ADVANTAGE study on Vioxx raises questions about “seeding studies” & scientific value
Posted by Andrew Smith on August 22, 2008
Earlier this week, a paper was published in the Annals of Internal Medicine that reviewed internal paperwork around MSD’s ADVANTAGE study on Vioxx, conducted shortly before the drug’s marketing approval by the FDA in May 1999. The paper is written by four physicians who took part in the litigation against MSD over Vioxx on behalf of patients, and draws on documents that were obtained to inform these legal proceedings. Some of these internal documents use the word “seeding”, and the authors contend that other aspects of the study also correspond with “seeding studies”, arguing that the FDA, ethics reviewers, investigators and patients were misled when they were not informed of market development and raising product awareness with potential prescribers as motivations behind the study.
This conclusion is the story that has been taken up by news agencies around the world, and also widely around the “blogosphere”… particularly by bloggers specialising in injury litigation. I haven’t yet seen much in the way of more rounded discussion of the issues raised by this paper.

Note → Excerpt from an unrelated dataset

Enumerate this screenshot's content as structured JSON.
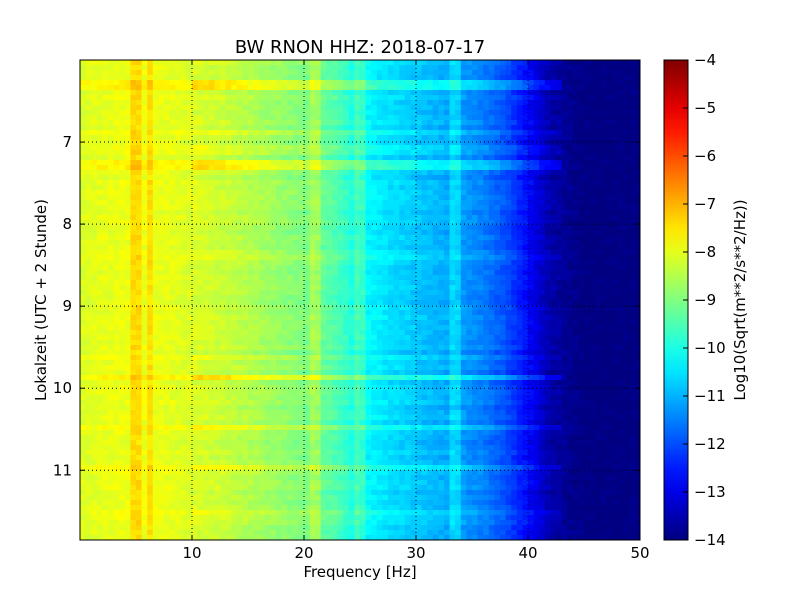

Of course, true seeding studies, which investigate questions of spurious scientific value, using unnecessarily large numbers of investigators to give them information, access and experience with a drug at the optimum time to drive future sales, are “a bad thing”. Whether the ADVANTAGE study fits this description is a question on which I won’t offer an opinion: the authors of the original ADVANTAGE papers strongly dispute this, as demonstrated by a response to this week’s paper by Jonathan Edelman, Executive Director of Merck’s Global Center for Scientific Affairs.
The more important issue, though, is how we can stop seeding studies from being conducted. In an excellent commentary to the current paper, Harold Sox (Editor of AIM) and Drummond Rennie (Deputy Editor of JAMA) remind us that there are many levels on which we can “just say no” to them: regulators and ethics reviewers can withold approval, and each individual investigator can simply decide not to take part. This revolves around an assessment of the scientific value of the study, in the context of the current knowledge and understanding of the drug. This can be a fairly subjective judgement, but Sox and Rennie issue a “call to arms” to consider these issues more deeply every time an investigator considers a study.

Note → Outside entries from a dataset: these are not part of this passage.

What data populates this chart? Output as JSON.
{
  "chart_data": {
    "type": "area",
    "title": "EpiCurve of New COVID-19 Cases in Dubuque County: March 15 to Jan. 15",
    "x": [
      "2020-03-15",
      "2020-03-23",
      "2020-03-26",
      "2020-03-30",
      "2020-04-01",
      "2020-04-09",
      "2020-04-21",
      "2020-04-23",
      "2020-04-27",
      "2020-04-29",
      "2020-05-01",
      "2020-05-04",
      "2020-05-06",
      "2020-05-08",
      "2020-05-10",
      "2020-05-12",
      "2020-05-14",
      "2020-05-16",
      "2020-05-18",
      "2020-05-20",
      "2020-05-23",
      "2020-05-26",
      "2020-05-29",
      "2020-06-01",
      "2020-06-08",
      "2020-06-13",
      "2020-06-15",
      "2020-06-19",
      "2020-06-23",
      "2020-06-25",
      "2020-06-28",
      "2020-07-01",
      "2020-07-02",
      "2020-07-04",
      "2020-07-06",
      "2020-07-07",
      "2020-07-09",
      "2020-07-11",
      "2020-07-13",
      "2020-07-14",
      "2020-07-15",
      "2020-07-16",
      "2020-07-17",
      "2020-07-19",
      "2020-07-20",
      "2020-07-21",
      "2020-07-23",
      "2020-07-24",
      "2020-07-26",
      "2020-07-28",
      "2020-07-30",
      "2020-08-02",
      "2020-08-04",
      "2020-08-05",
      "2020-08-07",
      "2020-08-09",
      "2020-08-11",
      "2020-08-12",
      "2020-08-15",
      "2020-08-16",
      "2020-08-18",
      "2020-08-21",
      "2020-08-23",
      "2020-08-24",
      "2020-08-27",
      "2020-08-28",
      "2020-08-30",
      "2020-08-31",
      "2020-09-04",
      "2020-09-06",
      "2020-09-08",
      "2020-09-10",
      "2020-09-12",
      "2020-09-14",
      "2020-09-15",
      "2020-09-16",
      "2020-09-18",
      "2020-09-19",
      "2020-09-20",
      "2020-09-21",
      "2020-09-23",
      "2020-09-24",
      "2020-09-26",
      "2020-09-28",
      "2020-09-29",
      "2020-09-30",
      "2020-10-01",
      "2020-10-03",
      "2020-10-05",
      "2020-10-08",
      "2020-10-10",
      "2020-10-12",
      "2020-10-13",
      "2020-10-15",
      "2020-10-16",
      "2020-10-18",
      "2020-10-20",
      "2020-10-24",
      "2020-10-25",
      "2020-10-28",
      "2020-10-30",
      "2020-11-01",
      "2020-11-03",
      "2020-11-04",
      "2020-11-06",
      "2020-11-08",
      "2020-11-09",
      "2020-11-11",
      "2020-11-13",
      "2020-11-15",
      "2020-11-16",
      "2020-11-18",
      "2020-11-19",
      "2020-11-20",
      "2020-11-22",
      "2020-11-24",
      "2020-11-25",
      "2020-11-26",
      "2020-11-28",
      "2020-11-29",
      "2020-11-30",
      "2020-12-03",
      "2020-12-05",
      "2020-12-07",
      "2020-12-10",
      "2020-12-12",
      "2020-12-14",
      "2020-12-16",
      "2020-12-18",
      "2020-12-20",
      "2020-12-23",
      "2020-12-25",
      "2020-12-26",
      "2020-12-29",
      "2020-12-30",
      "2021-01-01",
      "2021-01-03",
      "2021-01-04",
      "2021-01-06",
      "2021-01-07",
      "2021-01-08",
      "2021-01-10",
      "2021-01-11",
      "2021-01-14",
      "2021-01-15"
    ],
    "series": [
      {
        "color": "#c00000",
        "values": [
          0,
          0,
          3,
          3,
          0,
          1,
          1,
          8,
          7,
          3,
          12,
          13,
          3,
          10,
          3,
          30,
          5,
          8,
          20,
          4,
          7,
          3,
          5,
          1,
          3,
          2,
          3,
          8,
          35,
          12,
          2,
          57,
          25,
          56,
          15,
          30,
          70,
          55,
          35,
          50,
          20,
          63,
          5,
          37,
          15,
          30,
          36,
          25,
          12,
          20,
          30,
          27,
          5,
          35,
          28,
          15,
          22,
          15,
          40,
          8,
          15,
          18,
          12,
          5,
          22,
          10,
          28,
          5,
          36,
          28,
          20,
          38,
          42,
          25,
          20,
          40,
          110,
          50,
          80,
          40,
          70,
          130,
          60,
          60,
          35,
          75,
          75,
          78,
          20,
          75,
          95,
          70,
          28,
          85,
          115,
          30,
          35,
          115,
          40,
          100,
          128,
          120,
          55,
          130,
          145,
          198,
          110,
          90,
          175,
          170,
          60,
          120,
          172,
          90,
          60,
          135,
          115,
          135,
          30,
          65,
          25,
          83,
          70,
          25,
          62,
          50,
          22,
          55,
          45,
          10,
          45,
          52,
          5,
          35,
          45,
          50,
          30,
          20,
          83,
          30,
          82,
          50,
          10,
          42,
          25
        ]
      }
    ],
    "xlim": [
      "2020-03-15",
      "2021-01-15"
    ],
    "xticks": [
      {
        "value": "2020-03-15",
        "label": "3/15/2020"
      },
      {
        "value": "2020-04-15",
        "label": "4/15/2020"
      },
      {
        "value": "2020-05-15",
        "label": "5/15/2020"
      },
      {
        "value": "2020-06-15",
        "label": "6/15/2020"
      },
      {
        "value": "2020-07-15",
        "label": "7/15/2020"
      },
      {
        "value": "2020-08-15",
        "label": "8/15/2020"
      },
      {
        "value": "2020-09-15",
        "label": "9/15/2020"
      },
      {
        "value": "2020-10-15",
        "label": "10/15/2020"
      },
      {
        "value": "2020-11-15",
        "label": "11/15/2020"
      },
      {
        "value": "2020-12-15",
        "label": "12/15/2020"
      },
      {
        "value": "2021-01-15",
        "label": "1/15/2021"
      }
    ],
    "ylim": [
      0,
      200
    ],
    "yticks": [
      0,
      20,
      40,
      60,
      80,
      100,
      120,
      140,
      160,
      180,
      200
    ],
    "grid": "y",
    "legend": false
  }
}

My own take on this issue is that it’s all about the scientific value. If a proposed study is appropriately designed to answer a valid question, does it really matter if there are additional motivations behind the scenes? These could be the future sales of a newly-approved drug, but could equally be a portfolio of publications in the run-up to a review of academic funding. In the light of this, maybe they should be renamed “vanity studies”…
The current paper offers an understandable view of a specific study, of detailed interest only to one pharma company and the many lawyers and ex-patients involved in seeking recompense for a drug that didn’t work as well as anyone had hoped. However, the broader issues it raises are of great importance to clincial research professionals everywhere, and a strong reminder that we should always consider validity, appropriate design and scientific value with regard to every study we work on.
crmidwest said
The insights from the article in AIM were illuminating to the serious issue of conflict of interest that is afoot in clinical research. Unfortunately, the article stated that one of the limitations of this study was, “…The use of litigation documents from 1 company provides a useful perspective on the practices of the pharmaceutical industry but may not be generalizable to other companies. We do not know how common these practices are.” It begs the questions, “Can you confirm that ’seeding studies’ are common? Does the data on their incidence and prevalence exist, and can it be obtained apart from having class action lawsuits due to adverse reactions?”
Andrew Smith said
A very interesting point. I know of no data on the prevalence of seeding studies, and even the class action route depends on a drug encountering high-profile problems follwing a successful registration and launch. The classification of a study as as seeding study depends on a judgement of the scientific value of the study, which is likely to be time-sensitive and subjective, based on individuals’ differing knowledge of the current state of (published, unpublished and ongoing) literature. I expect virtually all studies would be considered valid and valuable by the professionals conducting them…
majikthyse said
I suppose seeding studies can’t be all bad. To impress the prescriber they should be able to show that the drug works
. But this raises wider issues, relating to the involvement of sales and marketing in R & D. This blew up in the early 80s (yes I do remember!), and the ABPI erected a Chinese wall between the two. This has been progressively eroded and in the current ABPI code it’s impossible to find any clear policy on it. Do you think it’s time this was made clear again? My view is that it’s quite hard enough ridding clinical trials of bias, without allowing commercial pressure to make it even worse.